Gold-Plated Crime? Gold-Buying Parties Face Legal Scrutiny


"National gold buying companies are hiring representatives to arrange home parties to buy gold and other precious metals."

The women cheered, and Heidi Cupka, red-faced and surprised, held out her hands. Shanda Lewis, a representative with the Gold Refinery, slowly counted out $500 in cash.

"Are you serious?" Cupka asked. "Oh, my gosh! Oh my gosh!"

As the price of gold climbs, national gold buying companies are hiring representatives throughout the country to arrange home parties to buy gold and other precious metals.

But gold-buying shindigs are facing scrutiny from the Better Business Bureau, and some law enforcement officials say that such gatherings are illegal, based on their interpretations of the state law that governs dealers of precious metals.

Dealers must hold a license to buy precious metals, and they must conduct business from a fixed and permanent location listed on their license, such as a retail store. They also must collect ownership information and provide a copy of the bill of each sale to law enforcement, among other regulations. Violation of the law is considered a Class 2 misdemeanor.

Home gold-buying parties, which change addresses constantly, are not an exception, Roanoke County Sgt. Jeff Herrick said.

John McNeil, an assistant commonwealth's attorney in Roanoke, agreed. "The law is pretty clear," he said.

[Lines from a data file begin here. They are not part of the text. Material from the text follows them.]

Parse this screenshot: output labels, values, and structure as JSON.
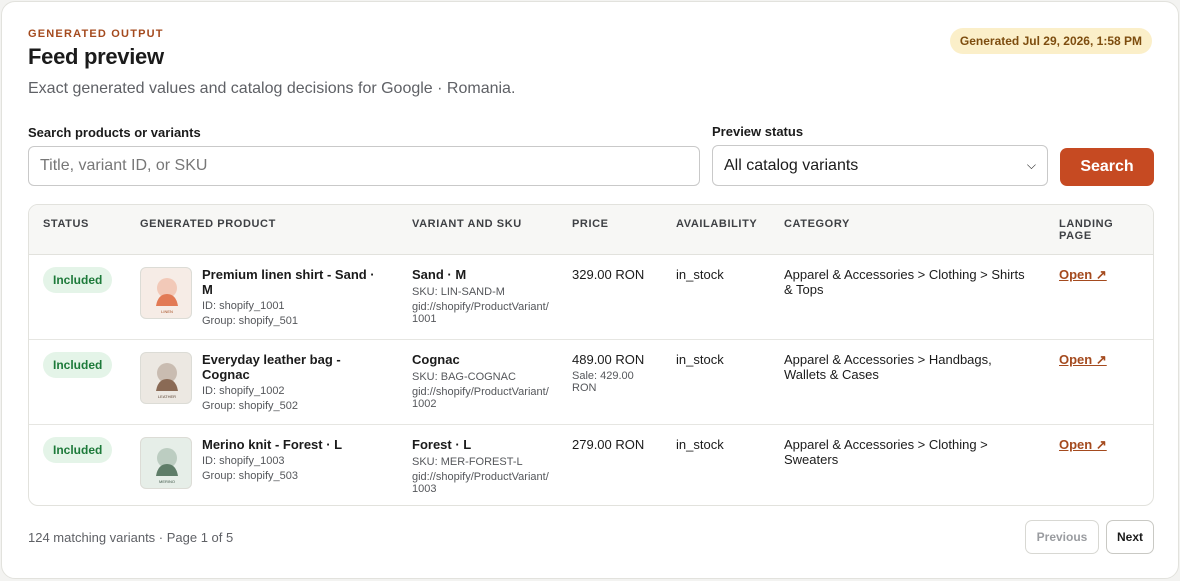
{
  "header": {
    "eyebrow": "GENERATED OUTPUT",
    "title": "Feed preview",
    "subtitle": "Exact generated values and catalog decisions for Google · Romania.",
    "generated_badge": "Generated Jul 29, 2026, 1:58 PM"
  },
  "filters": {
    "search_label": "Search products or variants",
    "search_placeholder": "Title, variant ID, or SKU",
    "search_value": "",
    "status_label": "Preview status",
    "status_selected": "All catalog variants",
    "search_button": "Search"
  },
  "table": {
    "headers": {
      "status": "STATUS",
      "product": "GENERATED PRODUCT",
      "variant": "VARIANT AND SKU",
      "price": "PRICE",
      "availability": "AVAILABILITY",
      "category": "CATEGORY",
      "landing_line1": "LANDING",
      "landing_line2": "PAGE"
    },
    "rows": [
      {
        "status": "Included",
        "thumb_label": "LINEN",
        "thumb_color": "#e27a55",
        "thumb_bg": "#f6ece6",
        "name": "Premium linen shirt - Sand · M",
        "id": "ID: shopify_1001",
        "group": "Group: shopify_501",
        "variant": "Sand · M",
        "sku": "SKU: LIN-SAND-M",
        "gid": "gid://shopify/ProductVariant/1001",
        "price": "329.00 RON",
        "sale": "",
        "availability": "in_stock",
        "category": "Apparel & Accessories > Clothing > Shirts & Tops",
        "landing": "Open ↗"
      },
      {
        "status": "Included",
        "thumb_label": "LEATHER",
        "thumb_color": "#8a6a55",
        "thumb_bg": "#ece8e2",
        "name": "Everyday leather bag - Cognac",
        "id": "ID: shopify_1002",
        "group": "Group: shopify_502",
        "variant": "Cognac",
        "sku": "SKU: BAG-COGNAC",
        "gid": "gid://shopify/ProductVariant/1002",
        "price": "489.00 RON",
        "sale": "Sale: 429.00 RON",
        "availability": "in_stock",
        "category": "Apparel & Accessories > Handbags, Wallets & Cases",
        "landing": "Open ↗"
      },
      {
        "status": "Included",
        "thumb_label": "MERINO",
        "thumb_color": "#5e7d68",
        "thumb_bg": "#e6eee8",
        "name": "Merino knit - Forest · L",
        "id": "ID: shopify_1003",
        "group": "Group: shopify_503",
        "variant": "Forest · L",
        "sku": "SKU: MER-FOREST-L",
        "gid": "gid://shopify/ProductVariant/1003",
        "price": "279.00 RON",
        "sale": "",
        "availability": "in_stock",
        "category": "Apparel & Accessories > Clothing > Sweaters",
        "landing": "Open ↗"
      }
    ]
  },
  "footer": {
    "summary": "124 matching variants · Page 1 of 5",
    "previous": "Previous",
    "next": "Next"
  }
}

But law enforcement officials said they have not determined how to regulate these parties. Tracking these events could be challenging, Herrick said.

Norman Bean, a top executive of the Gold Refinery, which has an address registered in Michigan, argued that the company's business is legal because its parties are private gatherings, not public events.

Gold parties also can be lucrative for hosts. Hosts receive 10% of the sales at each Gold Refinery party and 5% of sales from other parties that are booked through their own.